The strongest rightly destroy the weak, and racial progress follows, as
Darwin himself said. In his Descent of Man,
for example, Darwin predicted that “savage races” would be replaced by “civilized
races,” as was then taking
place in New Zealand. As H.G.
Wells (whose simplistic evolutionary historical works were widely read)
declaimed: “’there is only
one sane and logical thing to be done with a really inferior race, and that is
to exterminate it’” (p. 85). To
Franz Conrad von Hotzendorf, the Austrian chief of the general staff,
naturalistic evolution explained everything.
He had read Darwin as a youngster, and thenceforth considered “’the
struggle for existence as the fundamental principle of all earthly events
[and] the only real and rational foundation of any policy.’
History, he thought, was a continual ‘rape of the weak by the strong,’
a violent contest decided by bloodshed” (p. 173).
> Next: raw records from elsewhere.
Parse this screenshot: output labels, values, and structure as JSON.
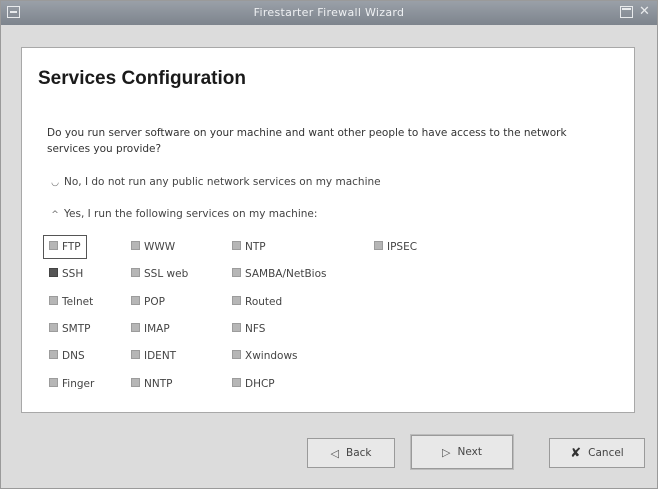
{
  "window": {
    "title": "Firestarter Firewall Wizard"
  },
  "page": {
    "heading": "Services Configuration",
    "question": "Do you run server software on your machine and want other people to have access to the network services you provide?",
    "options": {
      "no": "No, I do not run any public network services on my machine",
      "yes": "Yes, I run the following services on my machine:"
    },
    "selected_option": "yes"
  },
  "services": {
    "ftp": {
      "label": "FTP",
      "checked": false
    },
    "www": {
      "label": "WWW",
      "checked": false
    },
    "ntp": {
      "label": "NTP",
      "checked": false
    },
    "ipsec": {
      "label": "IPSEC",
      "checked": false
    },
    "ssh": {
      "label": "SSH",
      "checked": true
    },
    "ssl_web": {
      "label": "SSL web",
      "checked": false
    },
    "samba": {
      "label": "SAMBA/NetBios",
      "checked": false
    },
    "telnet": {
      "label": "Telnet",
      "checked": false
    },
    "pop": {
      "label": "POP",
      "checked": false
    },
    "routed": {
      "label": "Routed",
      "checked": false
    },
    "smtp": {
      "label": "SMTP",
      "checked": false
    },
    "imap": {
      "label": "IMAP",
      "checked": false
    },
    "nfs": {
      "label": "NFS",
      "checked": false
    },
    "dns": {
      "label": "DNS",
      "checked": false
    },
    "ident": {
      "label": "IDENT",
      "checked": false
    },
    "xwindows": {
      "label": "Xwindows",
      "checked": false
    },
    "finger": {
      "label": "Finger",
      "checked": false
    },
    "nntp": {
      "label": "NNTP",
      "checked": false
    },
    "dhcp": {
      "label": "DHCP",
      "checked": false
    }
  },
  "buttons": {
    "back": "Back",
    "next": "Next",
    "cancel": "Cancel"
  }
}
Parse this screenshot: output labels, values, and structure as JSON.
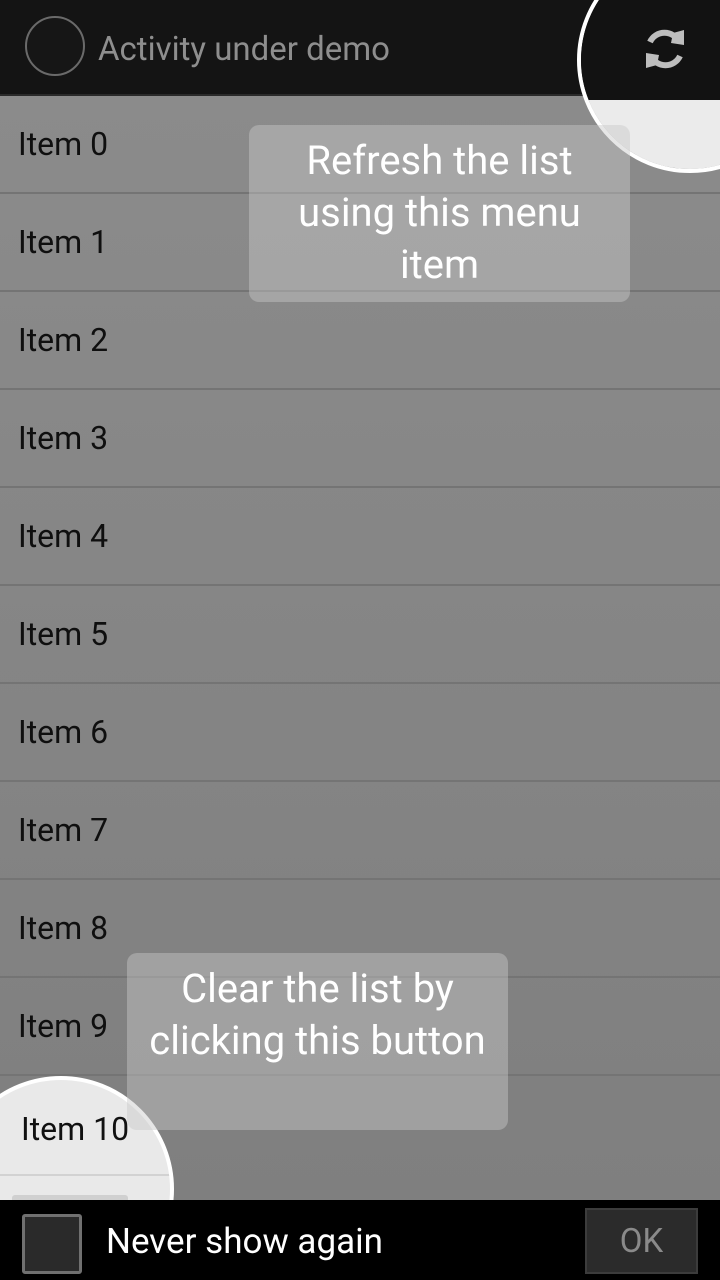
{
  "action_bar": {
    "title": "Activity under demo",
    "refresh_icon": "refresh-icon"
  },
  "list": {
    "items": [
      "Item 0",
      "Item 1",
      "Item 2",
      "Item 3",
      "Item 4",
      "Item 5",
      "Item 6",
      "Item 7",
      "Item 8",
      "Item 9"
    ]
  },
  "highlighted_item": "Item 10",
  "tips": {
    "refresh": "Refresh the list using this menu item",
    "clear": "Clear the list by clicking this button"
  },
  "bottom_bar": {
    "checkbox_label": "Never show again",
    "checkbox_checked": false,
    "ok_label": "OK"
  },
  "colors": {
    "overlay": "#8a8a8a",
    "action_bar": "#141414",
    "highlight_ring": "#ffffff"
  }
}
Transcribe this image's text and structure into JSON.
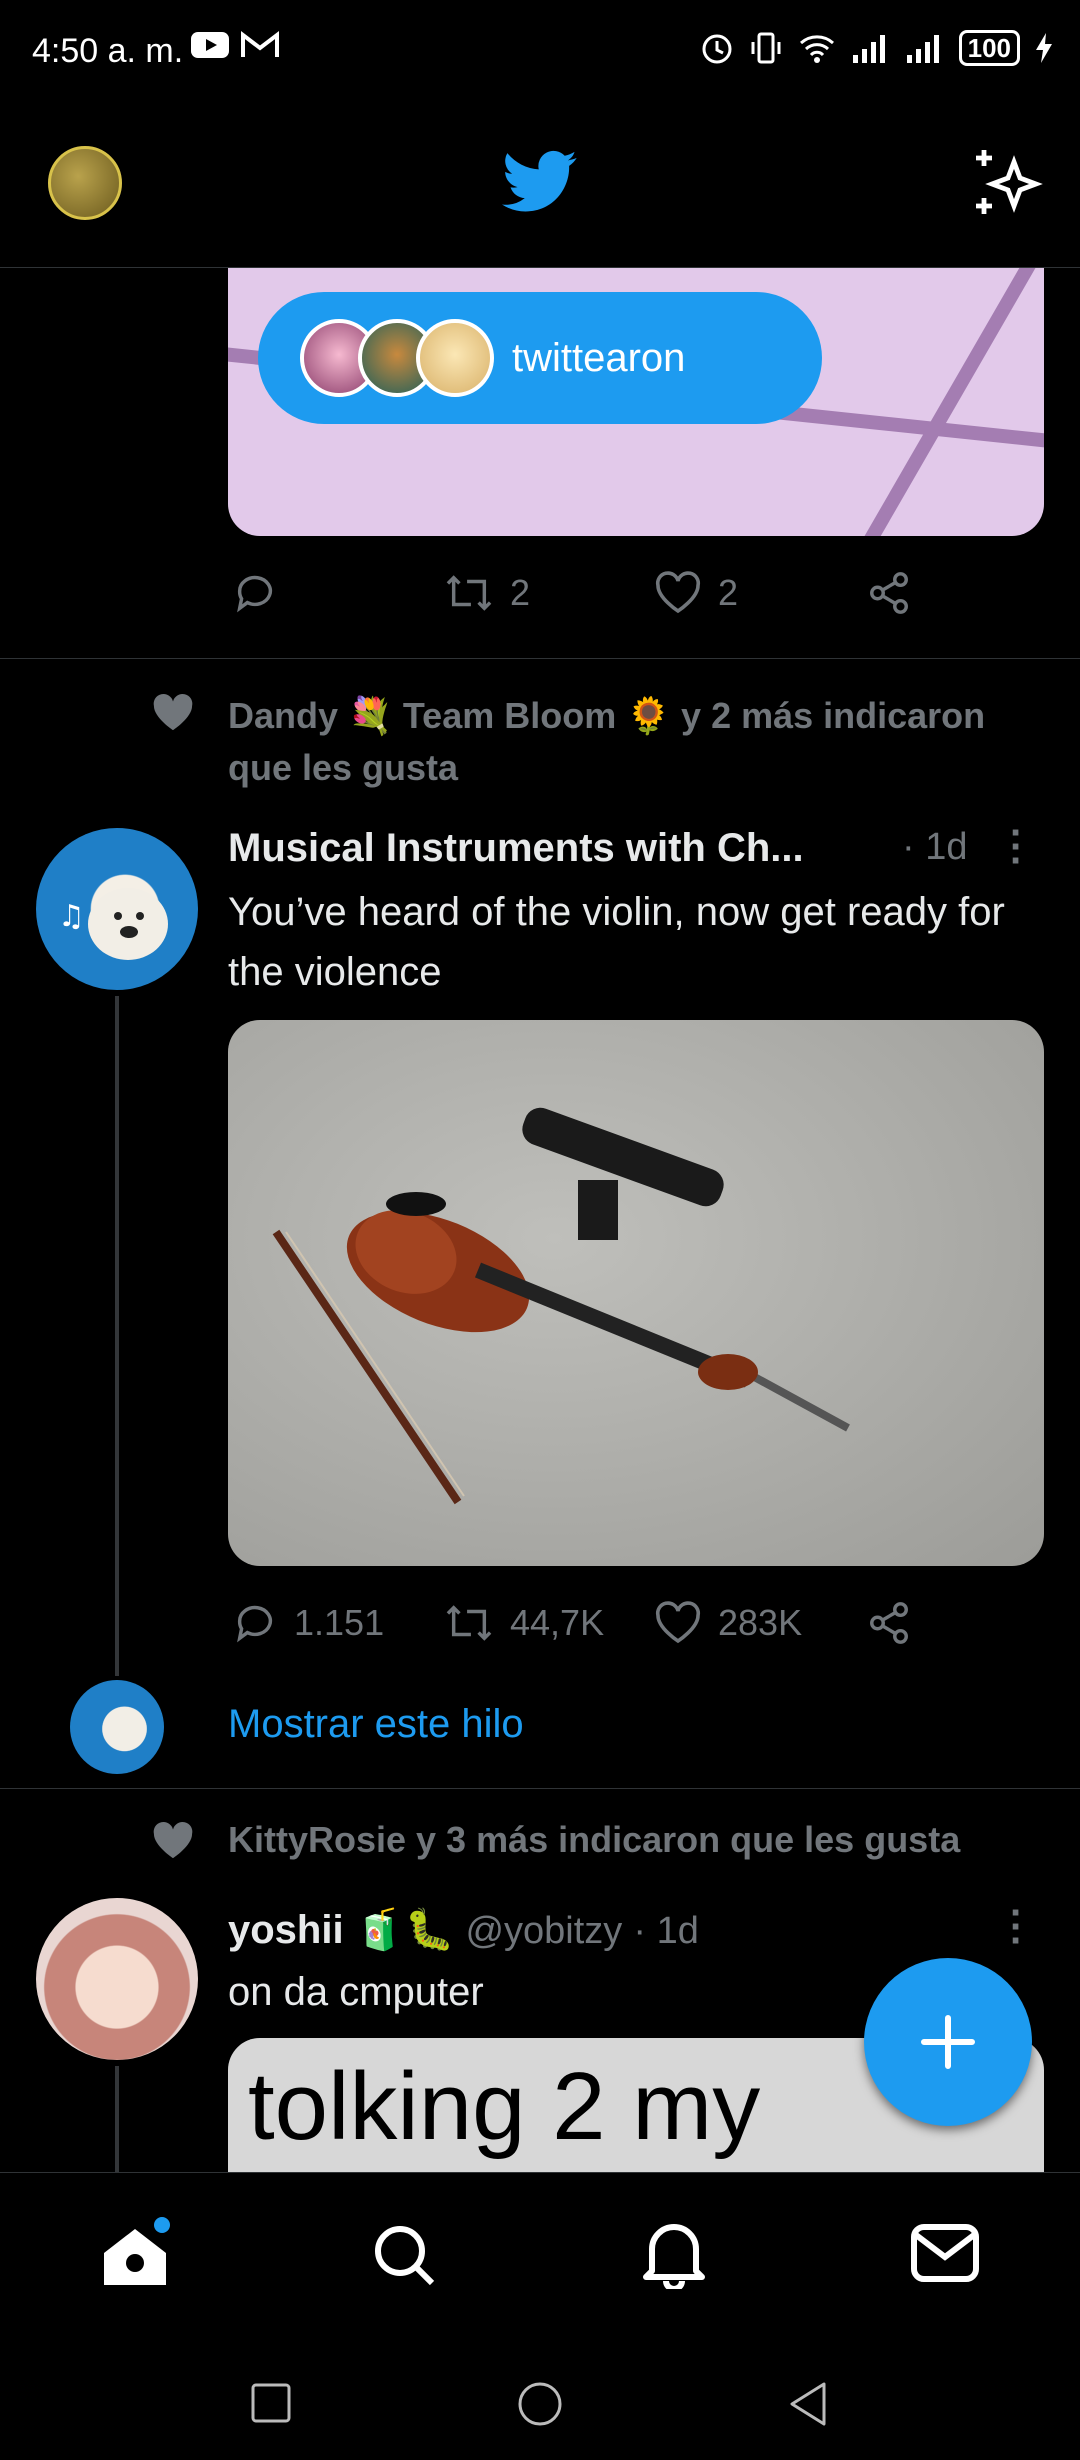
{
  "status_bar": {
    "time": "4:50 a. m.",
    "battery": "100"
  },
  "top_bar": {
    "logo_icon": "twitter-bird-icon",
    "sparkle_icon": "sparkle-icon"
  },
  "new_tweets_pill": {
    "label": "twittearon"
  },
  "tweet1": {
    "retweets": "2",
    "likes": "2"
  },
  "tweet2": {
    "social_context": "Dandy 💐 Team Bloom 🌻 y 2 más indicaron que les gusta",
    "author_name": "Musical Instruments with Ch...",
    "time": "· 1d",
    "text": "You’ve heard of the violin, now get ready for the violence",
    "replies": "1.151",
    "retweets": "44,7K",
    "likes": "283K",
    "show_thread": "Mostrar este hilo"
  },
  "tweet3": {
    "social_context": "KittyRosie y 3 más indicaron que les gusta",
    "author_name": "yoshii 🧃🐛",
    "handle": "@yobitzy",
    "time": "· 1d",
    "text": "on da cmputer",
    "image_text": "tolking 2 my"
  },
  "fab": {
    "label": "+"
  },
  "colors": {
    "accent": "#1d9bf0",
    "background": "#000000",
    "muted": "#71767b"
  }
}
To the extent he had a moral code it was that of the ancient
Sophist, Thrasymachus: “’”Right”
is what the stronger wills’” (p. 173).
Weikart
persuasively documents the degree to which such views permeated German society
in the first three decades of the 20th century.
Such positions were by no means espoused by the majority of the people.
But highly aggressive and influential people did so.
Consequently, when Hitler seized power there were
significant numbers of people prepared to support his racial and
eugenic notions. Most of them
took their beliefs from popular writers, but those writers were generally
disseminating positions espoused by eminent scientists like Haeckel.
With Haeckel—and then Hitler—they had rejected the Judeo-Christian
morality as antiquated and unscientific.
With them, they believed the “Aryan race” was the “master race”
and entitled to rule “inferior” peoples.
When necessary, certain “inferior” people should simply be
eliminated. Old-fashioned
advocates of the sanctity of life could simply be ignored because Darwinism
more accurately described the true reality of things.
“In Hitler’s mind Darwinism provided the moral justification for
infanticide, euthanasia, genocide, and other policies that had been (and
thankfully still are) considered immoral by more conventional moral standards.
Evolution provided the ultimate goals of his policy:
the biological improvement of the humans species” (p. 215).